Given the role of circRNAs in senescence, aging, and cell death, it is of interest to learn that circRNAs may control these processes through proliferative pathways that involve cellular metabolism and Wnt signaling [28]. During cellular metabolism, circRNAs may have a significant role in the development of diabetes mellitus (DM) [29]. DM affects the global population and is increasing in incidence throughout the world [30,31]. Approximately 350 million individuals currently have DM and an additional 8 million individuals are believed to be undiagnosed at present [30,32]. CircRNA Cdr1as may regulate insulin secretion through miR-7. Cdr1as is a sponge and inhibitor of miR-7. Without modulation of miR-7 expression, miR-7 can foster the progression of DM. Cdr1as appears to interact with miR-7, block its activity, and increase insulin content and secretion in islet cells [33].

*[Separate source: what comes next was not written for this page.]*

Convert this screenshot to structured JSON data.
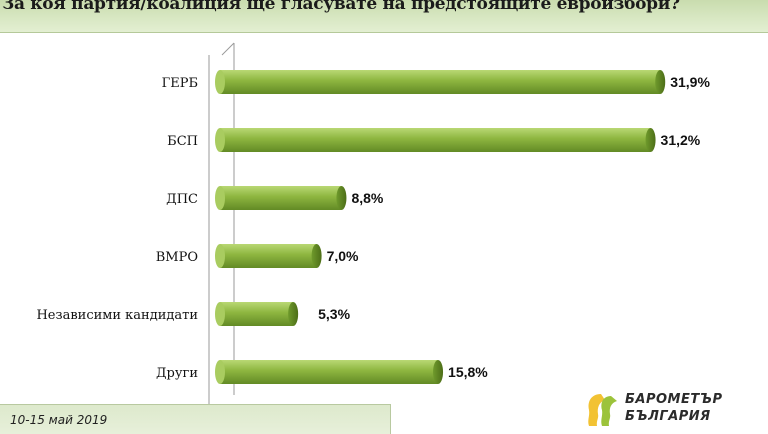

CircRNAs also can control cellular growth through Wnt signaling pathways and function as biomarkers for disease progression and treatment Wnt proteins are cysteine-rich glycosylated proteins that oversee multiple cellular processes including neuronal development [34,35], musculoskeletal development [36,37], vascular growth [38], immunity [39], fibrosis [40,41], and stem cell proliferation [30,42,43]. However, Wnt signaling pathways also can lead to tumorigenesis since Wnt proteins are proliferative in nature [34,44-47]. CircRNAs have been reported to have a protective effect during colorectal cancer. cir-ITCH expression was found to be down-regulated in colorectal cancer when compared to normal surrounding tissue. Yet, cir-ITCH was found to be able to increase the level of ITCH that can inhibit the Wnt/β-catenin pathway and block colorectal tumor progression [48]. In regards to biomarker disease assessment, circRNAs may offer the ability to track disease progression such as during hepatocellular carcinoma [49]. Yet, oncology is not the only discipline that circRNAs may function as relevant biomarkers. For example, in patients with psychiatric disease, circRNAs may be both a diagnostic and therapeutic biomarker for major depressive disorder [50].

Future considerations

As non-coding RNAs, circRNAs are ubiquitous, have thousands of members, and can regulate gene expression by functioning as effective miRNA sponges. Since circRNAs are present in exosomes, these non-coding RNAs have the ability to impact multiple cellular responses throughout the body. Under several conditions, circRNAs may control disease progression and are considered important biomarkers for multiple disorders. CircRNAs appear to be critical for the control of cellular senescence and cellular death pathways such as apoptosis. CircRNAs interface with multiple pathways that include cyclin-dependent kinase 2 (CDK2), cyclin-dependent kinase inhibitor 1 (p21), mammalian forkhead transcription factors, insulin signaling, Wnt, and β-catenin pathways. Ultimately, circRNAs may have control over aging dependent pathways, cell survival during acute injury, metabolic homeostasis, and tumorigenesis. Given that the identity of circRNAs occurred approximately 37 years ago [2], we currently have only a small grasp of the role that circRNAs play in disease onset and aging. Further efforts are clearly warranted to fully elucidate the biology of these unique non-coding RNAs in the body.